Audiência pública aponta desmonte da educação pública no Brasil

    As Comissões de Legislação Participativa (CLP) e de Direitos Humanos e Minoria (CDHM) realizaram, nesta quinta-feira (12), audiência pública para debater a situação da educação no Brasil. A audiência, proposta pela deputada Erika Kokay (PT-DF), fará parte do relatório sobre a situação dos direitos humanos no Brasil, que será entregue à Organização das Nações Unidas (ONU), entre os dias 16 e 19 de setembro.

    A diretora do Departamento de História da Universidade de Brasília (UnB), Neuma Rodrigues, esteve na reunião representando o grupo de trabalho criado pela reitoria da universidade para analisar o projeto Future-se do Governo Federal. Neuma alertou que o programa é uma evidente tentativa de mercantilização das instituições de ensino superior brasileiras.

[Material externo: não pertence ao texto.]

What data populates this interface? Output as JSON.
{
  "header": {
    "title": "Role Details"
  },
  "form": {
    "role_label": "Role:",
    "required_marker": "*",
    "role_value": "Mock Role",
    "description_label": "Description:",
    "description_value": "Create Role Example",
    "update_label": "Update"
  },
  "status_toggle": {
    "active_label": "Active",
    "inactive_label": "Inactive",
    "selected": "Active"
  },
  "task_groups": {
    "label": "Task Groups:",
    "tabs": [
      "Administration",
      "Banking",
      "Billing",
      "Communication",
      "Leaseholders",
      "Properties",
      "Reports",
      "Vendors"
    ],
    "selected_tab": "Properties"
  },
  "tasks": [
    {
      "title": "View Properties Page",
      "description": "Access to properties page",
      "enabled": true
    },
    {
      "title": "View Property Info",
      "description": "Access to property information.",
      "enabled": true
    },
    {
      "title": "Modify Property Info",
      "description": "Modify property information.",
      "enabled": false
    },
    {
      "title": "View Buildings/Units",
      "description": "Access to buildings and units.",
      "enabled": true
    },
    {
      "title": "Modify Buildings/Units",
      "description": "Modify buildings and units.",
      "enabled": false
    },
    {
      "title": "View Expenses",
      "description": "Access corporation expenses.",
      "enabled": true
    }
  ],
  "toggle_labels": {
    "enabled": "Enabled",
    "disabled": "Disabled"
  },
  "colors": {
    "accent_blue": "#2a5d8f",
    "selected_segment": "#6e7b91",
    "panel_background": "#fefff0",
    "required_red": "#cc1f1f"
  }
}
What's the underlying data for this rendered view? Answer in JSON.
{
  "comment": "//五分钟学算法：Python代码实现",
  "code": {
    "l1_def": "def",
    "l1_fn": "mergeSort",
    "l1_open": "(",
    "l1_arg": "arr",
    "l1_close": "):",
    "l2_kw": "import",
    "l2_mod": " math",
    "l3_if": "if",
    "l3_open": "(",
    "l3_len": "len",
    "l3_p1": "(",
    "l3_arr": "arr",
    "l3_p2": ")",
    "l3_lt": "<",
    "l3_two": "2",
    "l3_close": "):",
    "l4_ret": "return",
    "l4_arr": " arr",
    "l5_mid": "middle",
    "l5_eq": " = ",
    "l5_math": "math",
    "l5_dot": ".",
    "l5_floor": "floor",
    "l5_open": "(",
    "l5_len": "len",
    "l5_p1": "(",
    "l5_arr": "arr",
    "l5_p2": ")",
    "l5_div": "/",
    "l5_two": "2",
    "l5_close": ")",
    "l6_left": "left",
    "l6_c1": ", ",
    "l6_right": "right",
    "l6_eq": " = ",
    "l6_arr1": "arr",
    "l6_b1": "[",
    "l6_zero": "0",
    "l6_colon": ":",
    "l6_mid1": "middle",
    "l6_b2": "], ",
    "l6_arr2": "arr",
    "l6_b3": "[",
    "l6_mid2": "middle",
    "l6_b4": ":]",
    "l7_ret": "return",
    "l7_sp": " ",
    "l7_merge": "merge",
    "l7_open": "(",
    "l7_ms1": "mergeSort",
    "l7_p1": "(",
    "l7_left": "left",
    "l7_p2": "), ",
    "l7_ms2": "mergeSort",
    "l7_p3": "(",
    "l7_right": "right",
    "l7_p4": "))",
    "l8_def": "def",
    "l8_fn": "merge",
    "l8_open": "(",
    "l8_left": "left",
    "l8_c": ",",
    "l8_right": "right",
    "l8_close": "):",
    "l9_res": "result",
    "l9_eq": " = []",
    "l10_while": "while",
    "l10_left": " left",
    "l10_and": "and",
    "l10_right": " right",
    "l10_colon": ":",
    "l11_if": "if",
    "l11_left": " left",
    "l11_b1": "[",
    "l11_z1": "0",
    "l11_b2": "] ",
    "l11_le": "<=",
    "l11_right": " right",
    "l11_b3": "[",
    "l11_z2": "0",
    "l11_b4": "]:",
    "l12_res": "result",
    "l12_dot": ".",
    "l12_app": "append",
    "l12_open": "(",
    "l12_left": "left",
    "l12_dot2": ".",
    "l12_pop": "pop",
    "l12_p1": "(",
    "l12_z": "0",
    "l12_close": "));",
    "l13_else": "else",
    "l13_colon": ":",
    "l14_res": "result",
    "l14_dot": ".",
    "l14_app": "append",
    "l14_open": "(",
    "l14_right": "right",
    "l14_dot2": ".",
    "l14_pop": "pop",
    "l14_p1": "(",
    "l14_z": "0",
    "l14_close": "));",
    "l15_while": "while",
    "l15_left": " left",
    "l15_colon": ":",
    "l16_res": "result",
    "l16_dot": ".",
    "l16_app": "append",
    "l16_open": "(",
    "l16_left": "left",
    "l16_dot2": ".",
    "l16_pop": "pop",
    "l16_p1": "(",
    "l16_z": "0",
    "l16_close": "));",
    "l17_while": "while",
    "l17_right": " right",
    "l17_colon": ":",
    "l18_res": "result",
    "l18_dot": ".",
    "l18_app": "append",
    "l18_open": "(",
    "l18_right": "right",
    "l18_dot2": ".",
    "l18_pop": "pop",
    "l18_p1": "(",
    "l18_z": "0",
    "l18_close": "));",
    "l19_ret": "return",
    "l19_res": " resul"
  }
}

    Future-se propõe uma profunda alteração na política educacional do ensino superior brasileiro, permite que Organizações Sociais financiem 100% das instituições e não prevê o investimento governamental. “O programa não deixa claro qual será o papel do Estado e impõe uma lógica de mercado extremamente agressiva”, afirmou a docente.

    Outro ponto destacado é que o programa fere a autonomia universitária ao prever, entre outras coisas, que as universidades irão seguir programas de internacionalização elaborados pelo Ministério da Educação e pelas Organizações Sociais, sem participação das instituições.

    A representante da Rede Escola Pública e Universidade, Débora Goulart, destacou a reforma do ensino médio como um ponto fundamental para entender o desmonte do ensino no país. Aprovada em 2017, a Lei 13.415 permite que o ensino médio seja dividido em percursos formativos.

    Das 2400 horas previstas nos 3 anos do ensino médio, 1800 delas seriam dedicadas aos percursos formativos, ou seja, o aluno seria obrigado a escolher entre as 5 áreas de conhecimento (linguagens, matemática, ciências da natureza, ciências humanas e ensino religioso) previstas na Base Nacional Comum Curricular (BNCC), ainda com 16 anos.

    Débora Goulart destaca que um aluno que decidisse mudar a carreira para uma área diferente de conhecimento escolhida, seria obrigado a cursar novamente o ensino médio ou pagar um cursinho particular. A professora lembrou que 87,9% dos alunos estão na rede pública.

    “Para as famílias mais pobres e de regiões de maior vulnerabilidade, o ensino médio vai ser apenas uma parcela da sua formação que o impede de chegar ao ensino superior”, afirmou Débora.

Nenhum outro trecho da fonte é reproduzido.